La Virtus ottiene così il terzo successo di fila in campionato, avvicinandosi ancora di più al primo posto in classifica al termine della stagione regolare. Mancano ancora 80 minuti da giocare (a Treviso ed in casa con Varese), ma ormai l’obiettivo sembra quasi centrato.
La Virtus è uscita alla distanza contro una Sassari che nel primo tempo ha sfruttato in primis qualche imprecisione di troppo delle V Nere e poi un’ottima percentuale al tiro pesante.
Nella ripresa gli uomini di Scariolo si sono stretti in difesa e le percentuali della Dinamo si sono abbassate. A fare la differenza poi sono state le rotazioni per Scariolo. Infatti nel secondo tempo i protagonisti sono stati quelli entrati dalla panchina. Se in una prima frazione abbiamo avuto uno Shengelia particolarmente ispirato, nella seconda Mickey, Weems e Lundberg. Proprio tre dei volti più attesi per questo finale di stagione.

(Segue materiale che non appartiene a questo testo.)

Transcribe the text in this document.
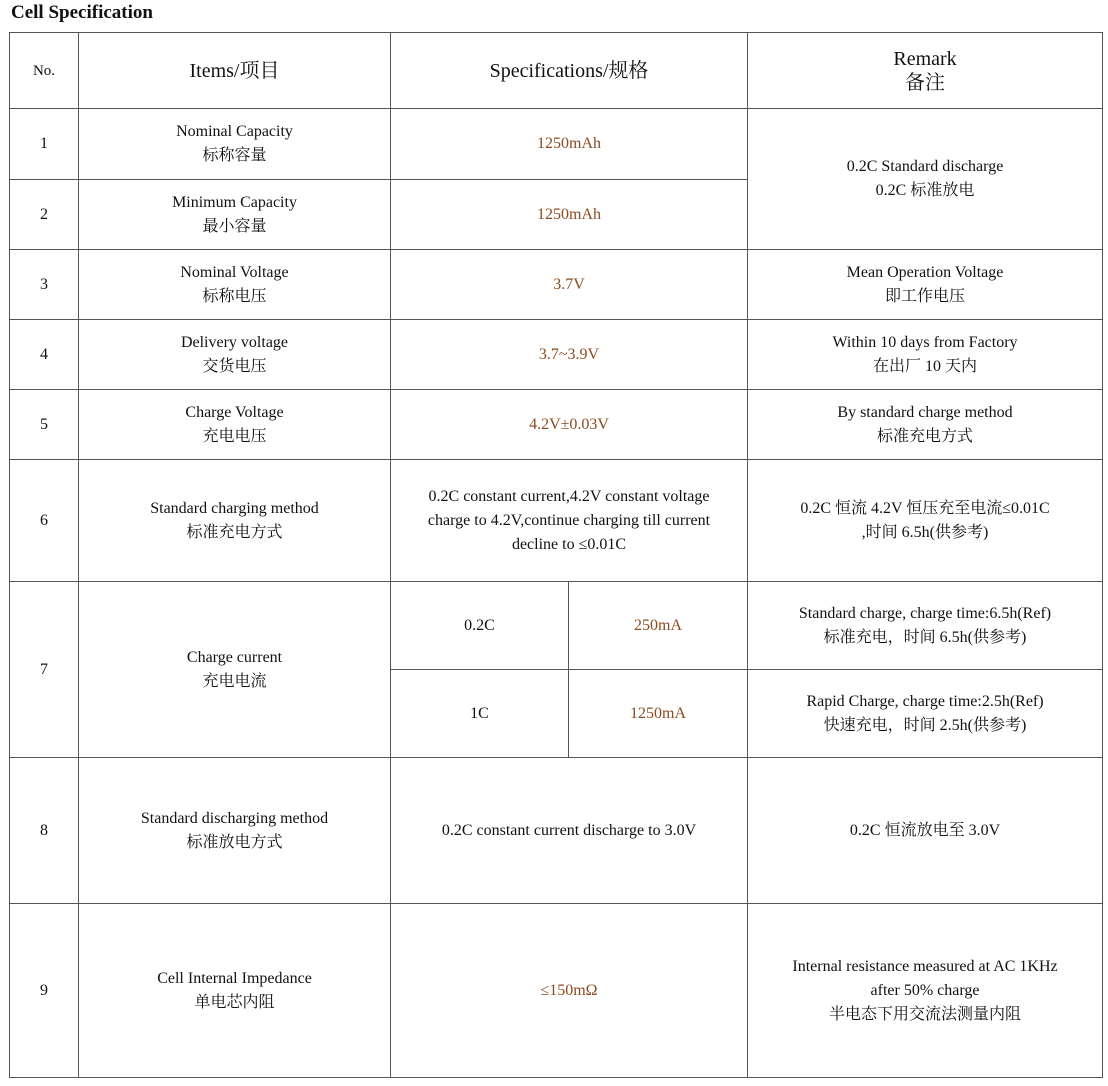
Cell Specification
No.	Items/项目	Specifications/规格		Remark
备注

1	Nominal Capacity
标称容量	1250mAh		0.2C Standard discharge
0.2C 标准放电

2	Minimum Capacity
最小容量	1250mAh		
3	Nominal Voltage
标称电压	3.7V		Mean Operation Voltage
即工作电压

4	Delivery voltage
交货电压	3.7~3.9V		Within 10 days from Factory
在出厂 10 天内

5	Charge Voltage
充电电压	4.2V±0.03V		By standard charge method
标准充电方式

6	Standard charging method
标准充电方式	0.2C constant current,4.2V constant voltage
charge to 4.2V,continue charging till current
decline to ≤0.01C		0.2C 恒流 4.2V 恒压充至电流≤0.01C
,时间 6.5h(供参考)

7	Charge current
充电电流	0.2C	250mA	Standard charge, charge time:6.5h(Ref)
标准充电，时间 6.5h(供参考)

		1C	1250mA	Rapid Charge, charge time:2.5h(Ref)
快速充电，时间 2.5h(供参考)

8	Standard discharging method
标准放电方式	0.2C constant current discharge to 3.0V		0.2C 恒流放电至 3.0V
9	Cell Internal Impedance
单电芯内阻	≤150mΩ		Internal resistance measured at AC 1KHz
after 50% charge
半电态下用交流法测量内阻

Per Sassari arriva la seconda sconfitta di fila in trasferta, ma non è questo risultato che deve minare le certezze degli ultimi mesi. La seconda parte di stagione della Dinamo è stata più che mai convincente e con questo spirito si deve affacciare ai playoff.
Per la Virtus Bologna ci sono 18 punti di Tornike Shengelia, 14 di Jordan Mickey, 12 di Kyle Weems, 11 di Marco Belinelli e 10 di Daniel Hackett.

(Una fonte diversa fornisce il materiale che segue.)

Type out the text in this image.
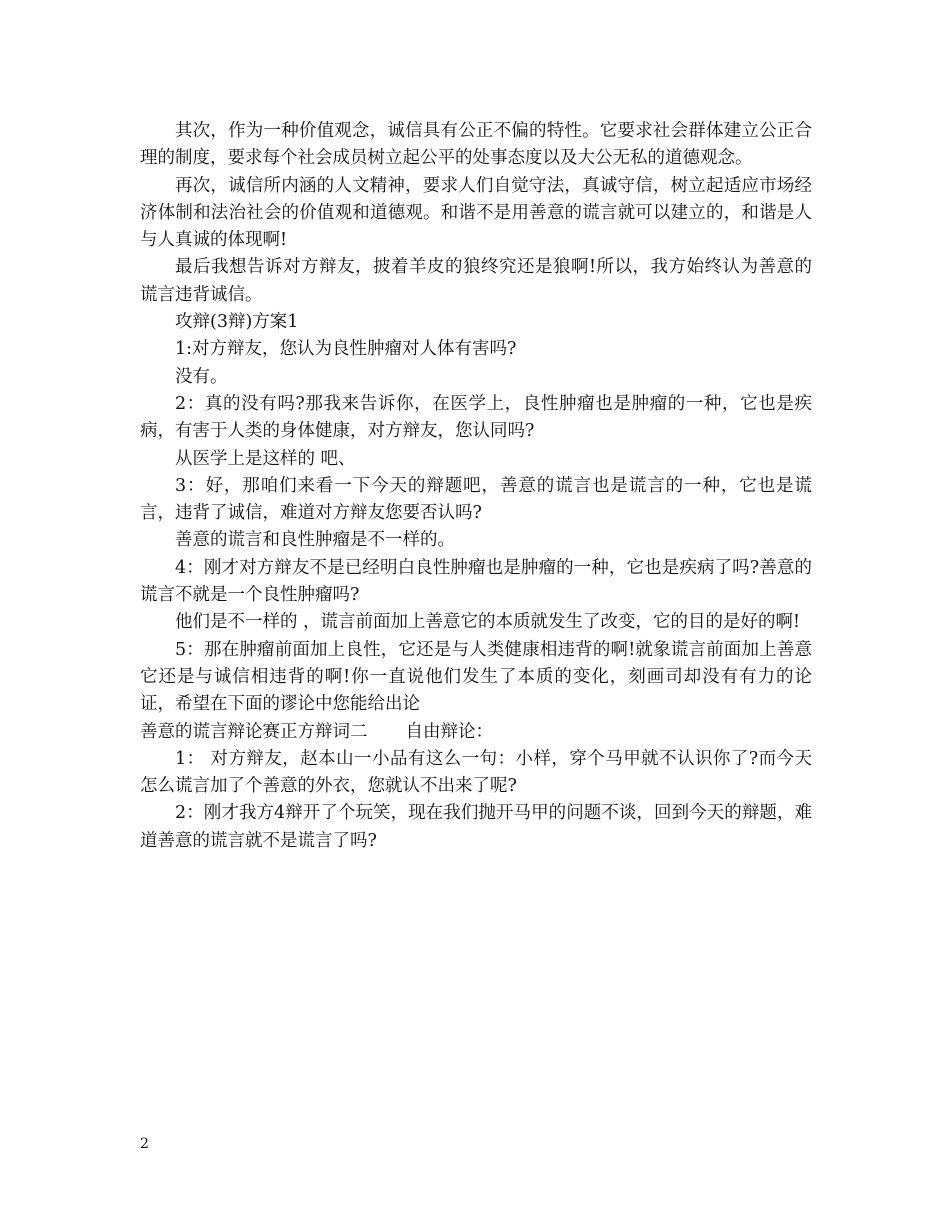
其次，作为一种价值观念，诚信具有公正不偏的特性。它要求社会群体建立公正合理的制度，要求每个社会成员树立起公平的处事态度以及大公无私的道德观念。

再次，诚信所内涵的人文精神，要求人们自觉守法，真诚守信，树立起适应市场经济体制和法治社会的价值观和道德观。和谐不是用善意的谎言就可以建立的，和谐是人与人真诚的体现啊!

最后我想告诉对方辩友，披着羊皮的狼终究还是狼啊!所以，我方始终认为善意的谎言违背诚信。

攻辩(3辩)方案1

1:对方辩友，您认为良性肿瘤对人体有害吗?

没有。

2：真的没有吗?那我来告诉你，在医学上，良性肿瘤也是肿瘤的一种，它也是疾病，有害于人类的身体健康，对方辩友，您认同吗?

从医学上是这样的 吧、

3：好，那咱们来看一下今天的辩题吧，善意的谎言也是谎言的一种，它也是谎言，违背了诚信，难道对方辩友您要否认吗?

善意的谎言和良性肿瘤是不一样的。

4：刚才对方辩友不是已经明白良性肿瘤也是肿瘤的一种，它也是疾病了吗?善意的谎言不就是一个良性肿瘤吗?

他们是不一样的 ，谎言前面加上善意它的本质就发生了改变，它的目的是好的啊!

5：那在肿瘤前面加上良性，它还是与人类健康相违背的啊!就象谎言前面加上善意它还是与诚信相违背的啊!你一直说他们发生了本质的变化，刻画司却没有有力的论证，希望在下面的谬论中您能给出论

善意的谎言辩论赛正方辩词二 自由辩论：

1： 对方辩友，赵本山一小品有这么一句：小样，穿个马甲就不认识你了?而今天怎么谎言加了个善意的外衣，您就认不出来了呢?

2：刚才我方4辩开了个玩笑，现在我们抛开马甲的问题不谈，回到今天的辩题，难道善意的谎言就不是谎言了吗?

2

Per la Dinamo invece arrivano 19 da Eimantas Bendzius, 15 da Gerald Robinson e 11 da Ousmane Diop. 

La cronaca 

Sin dalle battute iniziali la Virtus prova ad imporre il proprio gioco. Prima Hackett, poi Shengelia ed ecco che Bucchi chiama timeout sul 13-4 dopo la schiacciata in contropiede del georgiano.
La Virtus è in controllo. Difende forte e dalla difesa costruisce attacchi in transizione. Il primo quarto termina 22-12.
L’avvio di secondo quarto è più favorevole a Sassari. La Dinamo sfrutta le perse e le imprecisioni della Segafredo e possesso dopo possesso torna a contatto. È Bendzius con una tripla in transizione che impatta a quota 27 dopo 5.30 di gioco che corona un parziale di 15-5.
All’intervallo è la Dinamo ad andare in vantaggio: 39-38.
Al ritorno in campo dalla pausa lunga le squadre si battono colpo sul colpo. Non c’è una che riesce a prendere il sopravvento: dopo 5’ la Virtus conduce 50-47.
Negli ultimi minuti di gioco i giocatori della Virtus – in particolare Lundberg e Mickey – iniziano a fare sul serio. Al 30’ la Segafredo conduce 63-53.
Il quarto quarto si apre come si era concluso il precedente. La Segafredo è padrona del campo e anche Jaiteh dà un contributo alla causa. Il francese segna 5 punti di fila e regala alla Virtus un parziale aperto di 9-0: 72-53 a 6.20 dalla fine.
La Virtus è in controllo fino alla fine e vince 86-69.